I found out about the Outdoor Education Block Break camping trip while South Hall was still in quarantine, and anxious to get outside, I signed up right away. Outdoor Education ran two different coronavirus-safe trips to Cheyenne Mountain State Park, each with eight students and two trip leaders. Both trips filled up quickly, only reassuring my assumption that other students were also wanting to go out and explore. It was a last hurrah for students returning home, an opportunity to meet new people for those staying on campus, and somewhere in between for students moving off campus to live locally. I attended the Wednesday through Friday trip and I can honestly say that although I’ve now only been on one Outdoor Education camping trip, I am thoroughly impressed by their ability to organize and plan everything from tents to dinner in a way that is both safe and enjoyable.

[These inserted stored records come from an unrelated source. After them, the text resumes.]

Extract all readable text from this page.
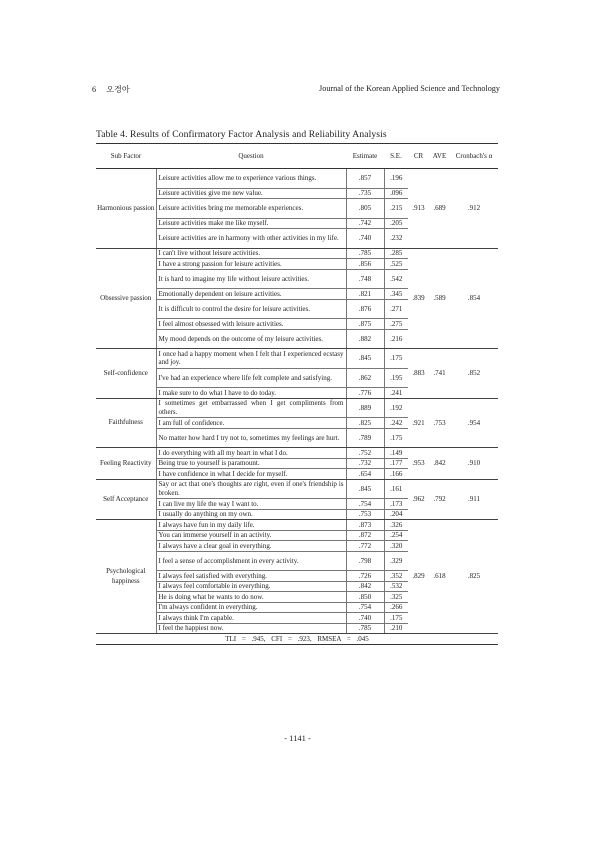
6 오경아	Journal of the Korean Applied Science and Technology
Table 4. Results of Confirmatory Factor Analysis and Reliability Analysis
Sub Factor	Question	Estimate	S.E.	CR	AVE	Cronbach's α
Harmonious passion	Leisure activities allow me to experience various things.	.857	.196	.913	.689	.912
	Leisure activities give me new value.	.735	.096			
	Leisure activities bring me memorable experiences.	.805	.215			
	Leisure activities make me like myself.	.742	.205			
	Leisure activities are in harmony with other activities in my life.	.740	.232			
Obsessive passion	I can't live without leisure activities.	.785	.285	.839	.589	.854
	I have a strong passion for leisure activities.	.856	.525			
	It is hard to imagine my life without leisure activities.	.748	.542			
	Emotionally dependent on leisure activities.	.821	.345			
	It is difficult to control the desire for leisure activities.	.876	.271			
	I feel almost obsessed with leisure activities.	.875	.275			
	My mood depends on the outcome of my leisure activities.	.882	.216			
Self-confidence	I once had a happy moment when I felt that I experienced ecstasy and joy.	.845	.175	.883	.741	.852
	I've had an experience where life felt complete and satisfying.	.862	.195			
	I make sure to do what I have to do today.	.776	.241			
Faithfulness	I sometimes get embarrassed when I get compliments from others.	.889	.192	.921	.753	.954
	I am full of confidence.	.825	.242			
	No matter how hard I try not to, sometimes my feelings are hurt.	.789	.175			
Feeling Reactivity	I do everything with all my heart in what I do.	.752	.149	.953	.842	.910
	Being true to yourself is paramount.	.732	.177			
	I have confidence in what I decide for myself.	.654	.166			
Self Acceptance	Say or act that one's thoughts are right, even if one's friendship is broken.	.845	.161	.962	.792	.911
	I can live my life the way I want to.	.754	.173			
	I usually do anything on my own.	.753	.204			
Psychological happiness	I always have fun in my daily life.	.873	.326	.829	.618	.825
	You can immerse yourself in an activity.	.872	.254			
	I always have a clear goal in everything.	.772	.320			
	I feel a sense of accomplishment in every activity.	.798	.329			
	I always feel satisfied with everything.	.726	.352			
	I always feel comfortable in everything.	.842	.532			
	He is doing what he wants to do now.	.850	.325			
	I'm always confident in everything.	.754	.266			
	I always think I'm capable.	.740	.175			
	I feel the happiest now.	.785	.210			
TLI = .945, CFI = .923, RMSEA = .045						
- 1141 -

Though we wore masks at all times when we were awake and slept in individual bivy tents that resemble small collapsible coffins, there were moments on the trip where I sensed some aspect of “normalcy” — a world that was not dissolving from the pandemic, climate change, and political horror.
We hiked through smoky trails and watched the stars peek out from clouds, above the blinking red and white lights of the city. We watched cars rush down the highway lit by little beams of light, and in those moments, I was full of gratitude to be in the mountains.
I was reminded on those two nights that nature provided a kind of escape from the pandemic. It was still ever present in the obsessive amount of hand sanitizer and the mask seemingly permanently attached to me, but nature was a place where there was the opportunity to hike and explore and also stay safe.
I hope that we — the first-years students — will be able to experience CC and all of its opportunities like the past incoming classes have, but for now, I am grateful for what we can do. This Block Break provided a perfect example of ways in which we can enjoy ourselves and step out of our comfort zones to try new things — like an activity you never thought was possible on Zoom! I am optimistic that CC will continue to work hard to plan activities for the class of 2024, and I hope that we will continue to be engaged members of the CC community, on campus or not.